20 ago 2009

Torna il nucleare in Italia. Che smantella le vecchie centrali


Con 154 voti a favore, un solo contrario e un astenuto, il Senato ha dato il definitivo via libera al “Ddl Sviluppo”: l’Italia dopo 22 anni torna nel nucleare. Questa la novità più rilevante di una legge che ha impiegato quasi dieci mesi per completare il suo percorso, ha passato quattro “letture” parlamentari, ha attraversato 60 sedute in commissione e altrettante in aula tra Camera e Senato, ha affrontato l’esame di oltre 2.800 emendamenti.

Entro sei mesi sarà decisa la normativa per la localizzazione delle nuove centrali nucleari e per i sistemi di deposito e stoccaggio dei rifiuti radioattivi: a gestire il ritorno dell’atomo sarà l’Agenzia per la sicurezza nucleare (Asn).
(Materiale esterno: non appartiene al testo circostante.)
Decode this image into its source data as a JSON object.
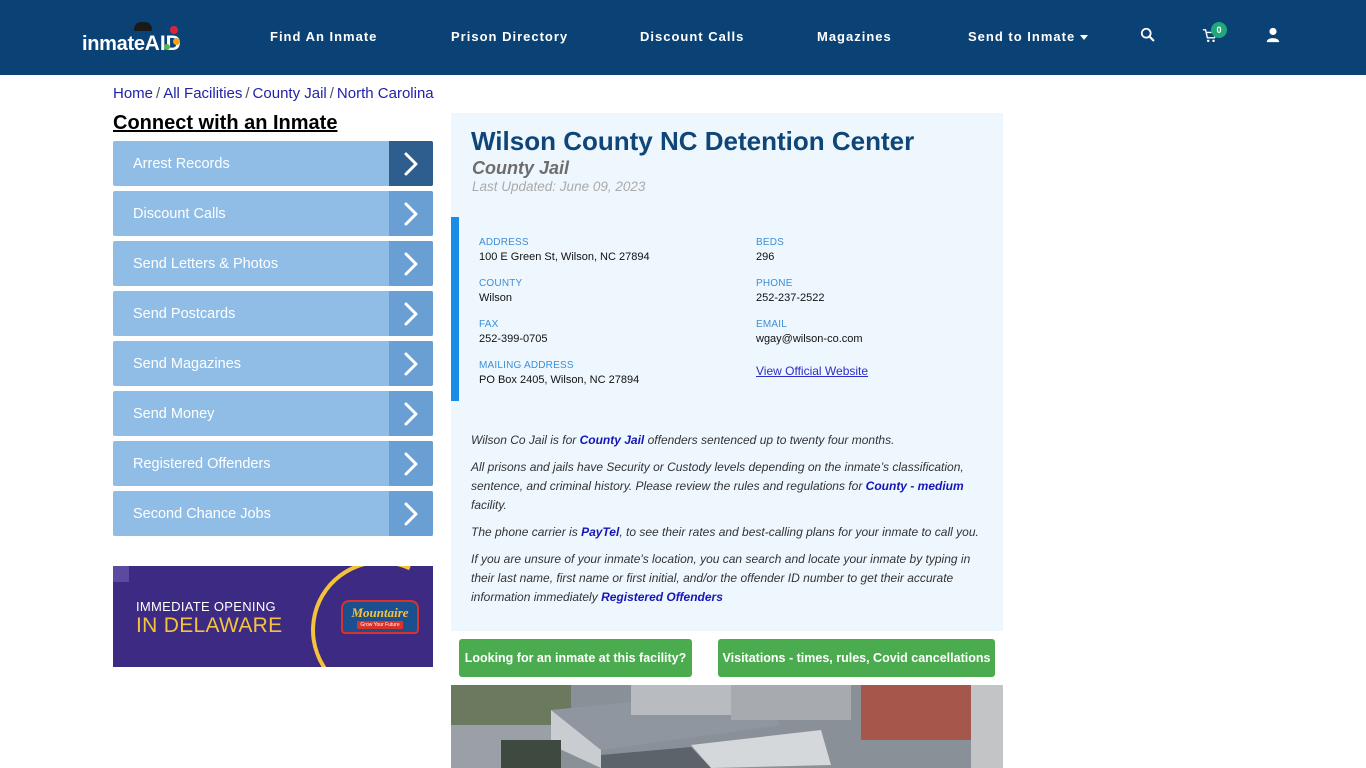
{
  "header": {
    "logo_text": "inmate",
    "logo_accent": "AID",
    "nav": [
      {
        "label": "Find An Inmate"
      },
      {
        "label": "Prison Directory"
      },
      {
        "label": "Discount Calls"
      },
      {
        "label": "Magazines"
      },
      {
        "label": "Send to Inmate",
        "has_dropdown": true
      }
    ],
    "icons": {
      "search": "search-icon",
      "cart": "cart-icon",
      "user": "user-icon"
    },
    "cart_count": "0",
    "brand_color": "#0b4275"
  },
  "breadcrumb": [
    {
      "label": "Home"
    },
    {
      "label": "All Facilities"
    },
    {
      "label": "County Jail"
    },
    {
      "label": "North Carolina"
    }
  ],
  "breadcrumb_separator": "/",
  "sidebar": {
    "title": "Connect with an Inmate",
    "items": [
      {
        "label": "Arrest Records",
        "active": true
      },
      {
        "label": "Discount Calls"
      },
      {
        "label": "Send Letters & Photos"
      },
      {
        "label": "Send Postcards"
      },
      {
        "label": "Send Magazines"
      },
      {
        "label": "Send Money"
      },
      {
        "label": "Registered Offenders"
      },
      {
        "label": "Second Chance Jobs"
      }
    ],
    "ad": {
      "line1": "IMMEDIATE OPENING",
      "line2": "IN DELAWARE",
      "brand": "Mountaire",
      "brand_sub": "Grow Your Future"
    }
  },
  "facility": {
    "name": "Wilson County NC Detention Center",
    "type": "County Jail",
    "last_updated": "Last Updated: June 09, 2023",
    "fields": {
      "address": {
        "label": "ADDRESS",
        "value": "100 E Green St, Wilson, NC 27894"
      },
      "county": {
        "label": "COUNTY",
        "value": "Wilson"
      },
      "fax": {
        "label": "FAX",
        "value": "252-399-0705"
      },
      "mailing": {
        "label": "MAILING ADDRESS",
        "value": "PO Box 2405, Wilson, NC 27894"
      },
      "beds": {
        "label": "BEDS",
        "value": "296"
      },
      "phone": {
        "label": "PHONE",
        "value": "252-237-2522"
      },
      "email": {
        "label": "EMAIL",
        "value": "wgay@wilson-co.com"
      }
    },
    "website_link": "View Official Website"
  },
  "description": {
    "p1": {
      "pre": "Wilson Co Jail is for ",
      "link": "County Jail",
      "post": " offenders sentenced up to twenty four months."
    },
    "p2": {
      "pre": "All prisons and jails have Security or Custody levels depending on the inmate’s classification, sentence, and criminal history. Please review the rules and regulations for ",
      "link": "County - medium",
      "post": " facility."
    },
    "p3": {
      "pre": "The phone carrier is ",
      "link": "PayTel",
      "post": ", to see their rates and best-calling plans for your inmate to call you."
    },
    "p4": {
      "pre": "If you are unsure of your inmate's location, you can search and locate your inmate by typing in their last name, first name or first initial, and/or the offender ID number to get their accurate information immediately ",
      "link": "Registered Offenders",
      "post": ""
    }
  },
  "actions": {
    "find_inmate": "Looking for an inmate at this facility?",
    "visitations": "Visitations - times, rules, Covid cancellations",
    "button_color": "#4bac4f"
  },
  "photo": {
    "alt": "Aerial view of facility"
  }
}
Solo allora si potrà cominciare a piazzare le bandierine dei possibili siti sulla carta geografica. Sarà una fase di intenso mercanteggiamento con le autorità e le comunità locali, ma i margini di manovra sono ristretti anche dalla particolare conformazione geologica e costiera italiana. Si può partire dalla mappa dei possibili siti che il Cnen (poi diventato Enea) disegnò negli anni ‘70. Anche se, annuncia il ministro dello Sviluppo Claudio Scajola: “Una commissione di dieci autorevoli esperti è al lavoro da dieci mesi e sta producendo buoni risultati. Ho ricevuto numerose richieste di amministrazioni locali che hanno dato disponibilità all’insediamento di centrali nucleari”.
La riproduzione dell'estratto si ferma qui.